Alternative: Owner role (grants more permissions than required).
🚀 Quick Start
cd infrastructure/terraform
source prerequisites/az-sub-init.sh
cp terraform.tfvars.example terraform.tfvars
terraform init && terraform apply -var-file=terraform.tfvars
[!IMPORTANT] The default configuration creates a private AKS cluster (
should_enable_private_aks_cluster = true). After deploying infrastructure, you must deploy the VPN Gateway and connect before runningkubectlcommands or cluster setup scripts.
⚙️ Configuration
Core Variables
| Variable | Description | Required |
|---|---|---|
environment | Deployment environment (dev, test, prod) | Yes |
resource_prefix | Resource naming prefix | Yes |
location | Azure region | Yes |
instance | Instance identifier | No (default: "001") |
tags | Resource group tags | No (default: {}) |
AKS System Node Pool
| Variable | Description | Default |
|---|---|---|
system_node_pool_vm_size | VM size for AKS system node pool | Standard_D8ds_v5 |
system_node_pool_node_count | Number of nodes for AKS system node pool | 1 |
system_node_pool_zones | Availability zones for system node pool | null |
should_enable_system_node_pool_auto_scaling | Enable auto-scaling for system node pool | false |
system_node_pool_min_count | Minimum nodes when auto-scaling enabled | null |
system_node_pool_max_count | Maximum nodes when auto-scaling enabled | null |
Feature Flags
| Variable | Description | Default |
|---|---|---|
should_enable_nat_gateway | Deploy NAT Gateway for outbound connectivity | true |
should_enable_private_endpoint | Deploy private endpoints and DNS zones for Azure services | true |
should_enable_private_aks_cluster | Make AKS API endpoint private (requires VPN for kubectl) | true |
should_enable_public_network_access | Allow public access to resources | true |
should_deploy_postgresql | Deploy PostgreSQL Flexible Server for OSMO | true |
should_deploy_redis | Deploy Azure Managed Redis for OSMO | true |
should_deploy_grafana | Deploy Azure Managed Grafana dashboard | true |
should_deploy_monitor_workspace | Deploy Azure Monitor Workspace for Prometheus metrics | true |
should_deploy_ampls | Deploy Azure Monitor Private Link Scope and endpoint | true |
should_deploy_dce | Deploy Data Collection Endpoint for observability | true |
should_deploy_aml_compute | Deploy AzureML managed GPU compute cluster | false |
should_include_aks_dns_zone | Include AKS private DNS zone in core DNS zones | true |
Network Configuration Modes
Three deployment modes are supported based on security requirements:
Full Private (Default)
All Azure services use private endpoints and AKS has a private control plane. Requires VPN for all access.

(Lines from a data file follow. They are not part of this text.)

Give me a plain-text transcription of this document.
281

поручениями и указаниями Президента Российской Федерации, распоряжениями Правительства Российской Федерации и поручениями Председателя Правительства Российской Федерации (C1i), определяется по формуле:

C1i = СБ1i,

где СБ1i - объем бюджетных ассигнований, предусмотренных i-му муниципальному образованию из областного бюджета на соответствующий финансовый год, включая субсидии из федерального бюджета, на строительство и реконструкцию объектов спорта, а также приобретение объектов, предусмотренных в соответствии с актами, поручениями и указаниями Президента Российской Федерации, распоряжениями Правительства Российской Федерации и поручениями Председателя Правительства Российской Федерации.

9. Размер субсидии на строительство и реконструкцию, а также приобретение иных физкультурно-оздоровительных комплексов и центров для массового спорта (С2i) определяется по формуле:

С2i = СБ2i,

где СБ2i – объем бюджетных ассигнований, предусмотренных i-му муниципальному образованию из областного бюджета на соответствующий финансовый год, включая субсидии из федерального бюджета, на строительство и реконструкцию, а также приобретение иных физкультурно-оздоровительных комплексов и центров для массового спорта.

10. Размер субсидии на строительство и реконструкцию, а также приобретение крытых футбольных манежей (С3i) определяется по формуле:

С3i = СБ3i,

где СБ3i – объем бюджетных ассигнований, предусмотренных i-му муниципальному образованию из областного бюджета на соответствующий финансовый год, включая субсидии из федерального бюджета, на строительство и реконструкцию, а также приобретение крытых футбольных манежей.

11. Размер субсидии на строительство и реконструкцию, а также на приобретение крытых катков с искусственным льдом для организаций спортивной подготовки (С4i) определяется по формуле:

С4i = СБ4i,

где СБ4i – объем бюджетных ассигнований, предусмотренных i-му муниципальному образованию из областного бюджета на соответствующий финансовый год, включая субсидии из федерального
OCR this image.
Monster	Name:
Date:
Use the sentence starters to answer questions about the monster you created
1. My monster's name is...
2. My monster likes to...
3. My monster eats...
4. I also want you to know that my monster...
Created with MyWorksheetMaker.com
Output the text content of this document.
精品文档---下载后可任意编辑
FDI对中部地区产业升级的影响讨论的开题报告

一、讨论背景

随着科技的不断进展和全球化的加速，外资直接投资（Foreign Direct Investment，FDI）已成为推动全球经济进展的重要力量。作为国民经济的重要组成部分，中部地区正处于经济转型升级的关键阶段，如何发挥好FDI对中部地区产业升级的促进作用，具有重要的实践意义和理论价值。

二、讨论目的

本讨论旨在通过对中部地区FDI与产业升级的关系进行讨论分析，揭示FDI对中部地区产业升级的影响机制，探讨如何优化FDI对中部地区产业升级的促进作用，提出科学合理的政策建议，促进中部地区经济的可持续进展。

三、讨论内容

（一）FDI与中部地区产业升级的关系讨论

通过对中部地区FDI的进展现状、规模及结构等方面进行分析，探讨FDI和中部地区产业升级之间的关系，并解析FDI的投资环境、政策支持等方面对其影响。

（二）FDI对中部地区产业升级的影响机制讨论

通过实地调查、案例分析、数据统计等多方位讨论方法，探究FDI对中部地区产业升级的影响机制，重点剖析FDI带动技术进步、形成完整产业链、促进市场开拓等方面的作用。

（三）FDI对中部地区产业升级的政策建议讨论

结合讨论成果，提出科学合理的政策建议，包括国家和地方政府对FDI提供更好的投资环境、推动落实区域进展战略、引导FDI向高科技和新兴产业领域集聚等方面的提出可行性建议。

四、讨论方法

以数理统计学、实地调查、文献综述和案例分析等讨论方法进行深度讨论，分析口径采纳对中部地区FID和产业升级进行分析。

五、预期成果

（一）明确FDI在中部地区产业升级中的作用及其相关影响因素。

# terraform.tfvars (default values)
should_enable_private_endpoint = true
should_enable_private_aks_cluster = true
Deploy VPN Gateway after infrastructure: cd vpn && terraform apply
Hybrid: Private Services, Public AKS
Azure services (Storage, Key Vault, ACR, PostgreSQL, Redis) use private endpoints, but AKS control plane is publicly accessible. No VPN required for kubectl access.
# terraform.tfvars
should_enable_private_endpoint = true
should_enable_private_aks_cluster = false
This mode provides security for Azure resources while allowing cluster management without VPN.
Full Public
All endpoints are publicly accessible. Not recommended for production without additional hardening.
# terraform.tfvars
should_enable_private_endpoint = false
should_enable_private_aks_cluster = false
[!WARNING] Public endpoints expose services to the internet. When using this configuration, you must secure cluster workloads:
AzureML Extension: Configure HTTPS and restrict access via inference router settings. See Secure online endpoints and Inference routing.
OSMO UI: Enable Keycloak authentication to protect the web interface. See OSMO Keycloak configuration.
OSMO Workload Identity
Enable managed identity for OSMO services (recommended for production):
osmo_config = {
should_enable_identity = true
should_federate_identity = true
control_plane_namespace = "osmo-control-plane"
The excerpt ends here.